A lot of people *cough BMW & FJR riders cough* make the mistake of adding features or gadgets before a trip. This is generally a mistake. I can’t tell you how many stories I’ve heard about people having issues with that newly installed and untested device. Ya, it’s tempting to want to add stuff like grip warmers, GPS, cruise control or something else. Some say “Resistance is futile. You will be assimilated.” You don’t have to join the Borg Collective just before your long trip. It can wait until you get back.
Make sure you’re well rested and hydrated. There’s nothing like being worn out on a motorcycle. Being on a bike can dehydrate you and wear you out a lot quicker than you think. Distances you can crush in a car, suddenly become a slog on a motorbike. Personal example: when I moved to Texas it took about 26 hours to go from Naples to Dallas. That’s roughly 1200 miles. The most I’ve done in a day on a motorbike is about 2/3 of that.
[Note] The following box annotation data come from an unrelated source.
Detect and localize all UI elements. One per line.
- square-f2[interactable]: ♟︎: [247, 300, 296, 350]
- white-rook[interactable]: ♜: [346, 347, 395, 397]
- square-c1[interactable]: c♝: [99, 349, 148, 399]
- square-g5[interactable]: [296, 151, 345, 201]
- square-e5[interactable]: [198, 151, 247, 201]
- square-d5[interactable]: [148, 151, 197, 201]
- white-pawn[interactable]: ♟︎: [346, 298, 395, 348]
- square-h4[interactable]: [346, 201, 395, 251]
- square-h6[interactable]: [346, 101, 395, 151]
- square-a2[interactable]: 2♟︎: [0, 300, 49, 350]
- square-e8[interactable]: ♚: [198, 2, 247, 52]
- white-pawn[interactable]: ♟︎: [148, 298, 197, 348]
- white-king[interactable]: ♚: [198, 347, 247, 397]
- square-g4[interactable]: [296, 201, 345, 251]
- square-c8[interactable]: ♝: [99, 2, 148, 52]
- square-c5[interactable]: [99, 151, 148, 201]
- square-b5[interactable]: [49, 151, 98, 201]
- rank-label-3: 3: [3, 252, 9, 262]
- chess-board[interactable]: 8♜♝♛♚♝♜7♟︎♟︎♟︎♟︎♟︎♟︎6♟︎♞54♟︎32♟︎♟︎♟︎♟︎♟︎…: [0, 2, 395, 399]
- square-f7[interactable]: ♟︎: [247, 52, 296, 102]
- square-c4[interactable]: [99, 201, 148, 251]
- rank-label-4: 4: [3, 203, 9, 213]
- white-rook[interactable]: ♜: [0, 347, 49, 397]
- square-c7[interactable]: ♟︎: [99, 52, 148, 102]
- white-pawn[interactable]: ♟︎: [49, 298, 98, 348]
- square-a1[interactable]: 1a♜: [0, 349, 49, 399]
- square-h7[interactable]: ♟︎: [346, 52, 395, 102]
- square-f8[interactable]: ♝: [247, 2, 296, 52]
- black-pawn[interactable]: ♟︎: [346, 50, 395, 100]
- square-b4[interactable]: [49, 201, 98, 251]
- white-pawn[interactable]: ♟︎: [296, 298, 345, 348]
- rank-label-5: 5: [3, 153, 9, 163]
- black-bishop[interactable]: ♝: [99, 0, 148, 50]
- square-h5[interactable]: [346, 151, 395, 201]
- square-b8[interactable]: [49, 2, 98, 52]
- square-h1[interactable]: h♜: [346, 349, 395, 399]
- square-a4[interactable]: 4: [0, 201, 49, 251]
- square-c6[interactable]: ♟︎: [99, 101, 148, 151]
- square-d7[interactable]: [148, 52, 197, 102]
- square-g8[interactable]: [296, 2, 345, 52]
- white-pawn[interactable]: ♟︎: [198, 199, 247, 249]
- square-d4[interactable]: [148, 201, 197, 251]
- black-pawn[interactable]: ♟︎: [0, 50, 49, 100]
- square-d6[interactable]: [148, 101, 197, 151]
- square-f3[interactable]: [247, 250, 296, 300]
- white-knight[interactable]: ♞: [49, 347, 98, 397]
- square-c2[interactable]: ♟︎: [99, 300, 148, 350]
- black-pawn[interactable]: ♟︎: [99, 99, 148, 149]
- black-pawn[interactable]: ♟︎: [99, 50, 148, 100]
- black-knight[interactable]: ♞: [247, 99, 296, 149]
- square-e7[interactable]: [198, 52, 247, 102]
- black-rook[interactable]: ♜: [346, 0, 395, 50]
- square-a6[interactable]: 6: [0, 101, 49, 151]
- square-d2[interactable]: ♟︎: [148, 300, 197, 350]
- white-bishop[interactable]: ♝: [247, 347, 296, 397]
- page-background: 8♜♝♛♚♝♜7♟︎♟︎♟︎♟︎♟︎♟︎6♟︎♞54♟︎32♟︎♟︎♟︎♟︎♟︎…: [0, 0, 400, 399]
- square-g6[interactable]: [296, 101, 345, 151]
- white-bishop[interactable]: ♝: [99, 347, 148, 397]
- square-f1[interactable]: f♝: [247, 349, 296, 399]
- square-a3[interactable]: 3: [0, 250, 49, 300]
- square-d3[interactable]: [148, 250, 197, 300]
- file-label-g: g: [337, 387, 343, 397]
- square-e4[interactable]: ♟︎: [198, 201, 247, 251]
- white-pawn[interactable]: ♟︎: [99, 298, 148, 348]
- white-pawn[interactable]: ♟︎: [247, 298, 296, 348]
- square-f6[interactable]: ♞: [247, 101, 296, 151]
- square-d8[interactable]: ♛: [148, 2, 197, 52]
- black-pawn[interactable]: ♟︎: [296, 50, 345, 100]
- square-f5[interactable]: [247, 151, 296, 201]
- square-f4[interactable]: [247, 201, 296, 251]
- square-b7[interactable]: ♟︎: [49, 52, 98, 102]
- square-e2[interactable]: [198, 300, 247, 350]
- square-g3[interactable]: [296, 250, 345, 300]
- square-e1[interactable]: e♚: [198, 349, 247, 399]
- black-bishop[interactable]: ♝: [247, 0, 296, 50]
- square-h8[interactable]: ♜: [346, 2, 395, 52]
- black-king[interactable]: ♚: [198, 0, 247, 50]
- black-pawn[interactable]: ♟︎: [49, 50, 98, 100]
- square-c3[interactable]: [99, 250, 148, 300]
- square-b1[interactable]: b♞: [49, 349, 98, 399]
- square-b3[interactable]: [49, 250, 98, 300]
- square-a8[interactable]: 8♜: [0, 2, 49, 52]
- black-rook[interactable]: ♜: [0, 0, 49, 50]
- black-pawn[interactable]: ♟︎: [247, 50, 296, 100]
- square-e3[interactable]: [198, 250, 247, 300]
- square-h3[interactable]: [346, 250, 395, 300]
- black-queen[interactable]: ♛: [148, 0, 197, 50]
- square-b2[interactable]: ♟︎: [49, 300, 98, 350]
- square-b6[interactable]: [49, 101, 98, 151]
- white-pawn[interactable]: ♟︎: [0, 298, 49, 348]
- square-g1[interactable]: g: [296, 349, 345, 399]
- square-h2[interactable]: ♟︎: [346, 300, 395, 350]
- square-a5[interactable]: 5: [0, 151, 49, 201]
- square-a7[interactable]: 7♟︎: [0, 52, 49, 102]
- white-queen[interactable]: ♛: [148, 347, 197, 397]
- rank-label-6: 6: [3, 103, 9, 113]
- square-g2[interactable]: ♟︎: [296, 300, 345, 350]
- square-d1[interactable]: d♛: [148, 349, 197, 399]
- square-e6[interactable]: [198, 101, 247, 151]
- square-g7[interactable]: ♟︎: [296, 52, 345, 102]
Make sure you have the right motorcycle gear for the trip. Will it be hot? A mesh jacket with a zip in liner is great in case it gets a bit cool. Will it be cold? Wear a leather jacket also with a zip in liner. Take the liner out if it gets warmer, and you start to smell like cooking bacon at stoplights. Mmmmm…bacon.
Wear earplugs. For some reason, it really helps when you’re spending lots of time at speed, and helps with fatigue. I’m not saying earplugs are magic but I’m not saying their not.
Nothing Will Be Exactly Right: Go Anyway
John Muir once said the best way to begin a journey is to “throw a loaf of bread and a pound of tea in an old sack and jump over the back fence”. The same is true for motorcycle trips. You can drink all the water, get all the rest, have a moto mechanic tear the bike down and rebuild it, but nothing replaces the actual cajones of setting out. That nervous excitement of expectation and the unknown before heading is often surreal. No matter how many trips I’ve taken, I always get some butterflies in my stomach right before I go. That feeling is ultimately wonderful, as it means I’m about to head out of the known, into what may come.
Take Frequent Breaks
Staring down the barrel of a 1,000-mile motorcycle trip will make you do some research, and question your sanity several times over. In prep for my Dallas to Chicago motorcycle trip, I did a ton of reading. On ADV Rider I came across a tip to stop once every 50-75 miles, or once an hour or so. I thought this was solid advice and followed to it on my Chicago trip and every one since.
Getting off the bike to walk around, stretch, get gas, or a soda about once an hour is a great way to keep your focus, and allow you to go longer in a day. Some like to push as far as they can between stops. That may work fine in a car, but on a motorbike, it requires more physical exertion and focus than you’re average Metallic Beige people mover.
See Some Sights
Life ain’t a gulag, and neither are long motorcycle trips. Sometimes, you just want to get there, and hammer down to make time. I usually plan my stops around unique food stops. I have the rule of “if I can do it at home, I don’t do it on the road.” I typically do a search for fun spots and cool places to eat on the way.
When I go to Austin, I always stop for kolaches in West, chicken tender rolls at Bush’s Chicken or burgers from Healthcamp in Waco, and Round Rock Donuts, in …erm Round Rock. When I went to Chicago, I made sure to stop at Charlie Vergos’ Rendezvous in Memphis, and Bogart’s Smokehouse in St. Louis. Both were more than worth the detour.
What spins your prop may be something other than BBQ tourism. You’d be wrong, and that’s ok. There are support groups for people who don’t love BBQ. You may like to go see canyons, hike, go river rafting, or do competitive knitting. You can do all of those while touring on a motorcycle.